En primer lugar, observo en los managers una conducta muy polarizada en dos extremos:

  • Los sufridores: Cayendo en el “síndrome de Estocolmo”, y desde una posición demasiado comprensiva con el interlocutor sufren, se desorientan  y se sienten culpables. La conversación les genera un gran desgaste emocional y además proyectan una imagen de víctima que hace un mal favor a su posición de liderazgo.
  • Los impermeables: Aceptan su papel de manager sin concesiones emocionales ni afectivas hacia su equipo. Aplicando el principio de “Quien no está conmigo está contra mí”, se desconectan emocionalmente en la conversación, sueltan el mensaje sin un mínimo de cuidado, y como consecuencia se alejan de sus equipos.

Lo curioso del caso es que en ambos enfoques  tienen como protagonista a la empatía.

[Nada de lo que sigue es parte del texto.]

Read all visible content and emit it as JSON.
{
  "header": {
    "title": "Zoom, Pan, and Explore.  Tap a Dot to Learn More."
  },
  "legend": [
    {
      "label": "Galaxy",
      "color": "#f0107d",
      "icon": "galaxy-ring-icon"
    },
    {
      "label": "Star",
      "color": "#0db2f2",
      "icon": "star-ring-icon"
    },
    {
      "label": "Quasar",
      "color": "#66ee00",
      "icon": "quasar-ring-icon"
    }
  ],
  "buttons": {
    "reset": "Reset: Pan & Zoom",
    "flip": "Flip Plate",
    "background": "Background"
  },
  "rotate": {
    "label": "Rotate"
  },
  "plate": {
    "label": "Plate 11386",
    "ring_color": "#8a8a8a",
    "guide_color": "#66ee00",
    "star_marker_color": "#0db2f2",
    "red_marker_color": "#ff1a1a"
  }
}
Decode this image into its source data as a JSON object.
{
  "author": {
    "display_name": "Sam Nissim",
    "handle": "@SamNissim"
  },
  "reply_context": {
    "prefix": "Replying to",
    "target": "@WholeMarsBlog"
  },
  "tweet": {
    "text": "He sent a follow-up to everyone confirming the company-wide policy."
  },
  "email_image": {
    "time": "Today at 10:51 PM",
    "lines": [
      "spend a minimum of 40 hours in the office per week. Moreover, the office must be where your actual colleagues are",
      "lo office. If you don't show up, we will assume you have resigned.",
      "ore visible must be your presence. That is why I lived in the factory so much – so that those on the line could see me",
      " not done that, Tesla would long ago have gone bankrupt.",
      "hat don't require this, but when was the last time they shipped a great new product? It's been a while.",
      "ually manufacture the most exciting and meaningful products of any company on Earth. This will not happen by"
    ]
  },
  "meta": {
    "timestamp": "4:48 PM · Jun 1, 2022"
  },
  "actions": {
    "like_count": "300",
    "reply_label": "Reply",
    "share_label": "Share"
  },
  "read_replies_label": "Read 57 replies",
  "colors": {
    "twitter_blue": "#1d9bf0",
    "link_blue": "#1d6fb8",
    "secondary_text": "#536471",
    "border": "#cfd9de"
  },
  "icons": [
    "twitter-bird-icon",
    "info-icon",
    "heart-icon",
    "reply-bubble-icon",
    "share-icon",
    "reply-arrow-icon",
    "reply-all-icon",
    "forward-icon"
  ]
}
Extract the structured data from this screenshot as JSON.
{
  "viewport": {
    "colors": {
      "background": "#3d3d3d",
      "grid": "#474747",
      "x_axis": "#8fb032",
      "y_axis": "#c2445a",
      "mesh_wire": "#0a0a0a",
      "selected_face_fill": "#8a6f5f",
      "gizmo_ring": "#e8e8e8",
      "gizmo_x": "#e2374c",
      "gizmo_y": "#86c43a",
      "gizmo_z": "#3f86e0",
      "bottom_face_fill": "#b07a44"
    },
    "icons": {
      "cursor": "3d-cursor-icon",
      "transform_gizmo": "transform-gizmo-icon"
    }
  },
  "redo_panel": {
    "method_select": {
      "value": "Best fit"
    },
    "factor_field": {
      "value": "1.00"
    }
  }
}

En el primero por abundancia y en el segundo por ausencia. Son dos caminos distintos que llevan al mismo fin: pérdida de confianza del equipo, distancia y deterioro del liderazgo.

Quizá la causa del problema está en que olvidamos el sentido profundo que tienen –o deben tener– las conversaciones directivas. No hablamos con nuestros equipos por hablar, más aún en situaciones de conflicto. Comunicar cambios organizativos, plantear expectativas o dar feedback, puede hacerse comunicando unidireccionalmente –incluso por escrito-, o a través de una conversación. ¿Qué tiene que tener una conversación directiva para que sea eficaz?

  1. Perspectiva y propósito: Antes de tener una conversación compleja, elabora una visión constructiva sobre la situación. Analiza el contexto, recoge datos y determina cuál es el propósito del diálogo que vas a tener. No se trata de “pre-cocinar” una conclusión que haga imposible la conversación, sino de apuntar a soluciones ante las circunstancias dadas, o en alternativas de acción que los interesados puedan emprender.
  2. Planteamiento inicial: Una conversación directiva tiene que ser orientadora, tanto para el colaborador implicado como para el propio directivo. Abre la conversación con un planteamiento que sintetice la situación, señalando tu objetivo e implicando a tu interlocutor. Tu planteamiento debe estar más orientado al futuro que al pasado, y además debe poner a las partes en un papel protagonista, que además deje posibilidades concretas de acción. Tiene muy poco sentido hablar sobre lo que no podemos actuar.
  3. Diálogo constructivo: Que pretende establecer compromisos y definir qué va a hacer cada parte. Probablemente encontraremos resistencias al planteamiento inicial, ante los cual hay dos caminos; solicitar un planteamiento alternativo que sea mejor opción que el propuesto, o bien sostener el planteamiento propuesto, subrayando sus cualidades de viabilidad y conexión con el  interés común.
    Normalmente después vendrán resistencias a la acción. Este segundo nivel de barreras nos trae una buena noticia: El planteamiento inicial empieza a funcionar, pero todavía el interlocutor no ve razones para hacer el esfuerzo requerido. La solución está justamente ahí: Si no ve razones, se las daremos. ¿Cómo? Señalando beneficios. Este es el momento –y no antes- de proyectar las consecuencias positivas de la acción.

Por lo tanto, una conversación directiva de naturaleza compleja tiene simplemente tres fases: Preparar (perspectiva y propósito), planteamiento inicial y diálogo constructivo. No es cuestión de “jugar con la empatía”. Se trata de sentarse a hablar con un propósito definido, aunque flexible sobre la manera de ponerlo en práctica. No excluye las emociones, sino que las utiliza en la dirección adecuada.

Hagamos de una manera simple lo que de por sí es complejo. Siempre será mejor que complicarnos la vida con las conversaciones complejas.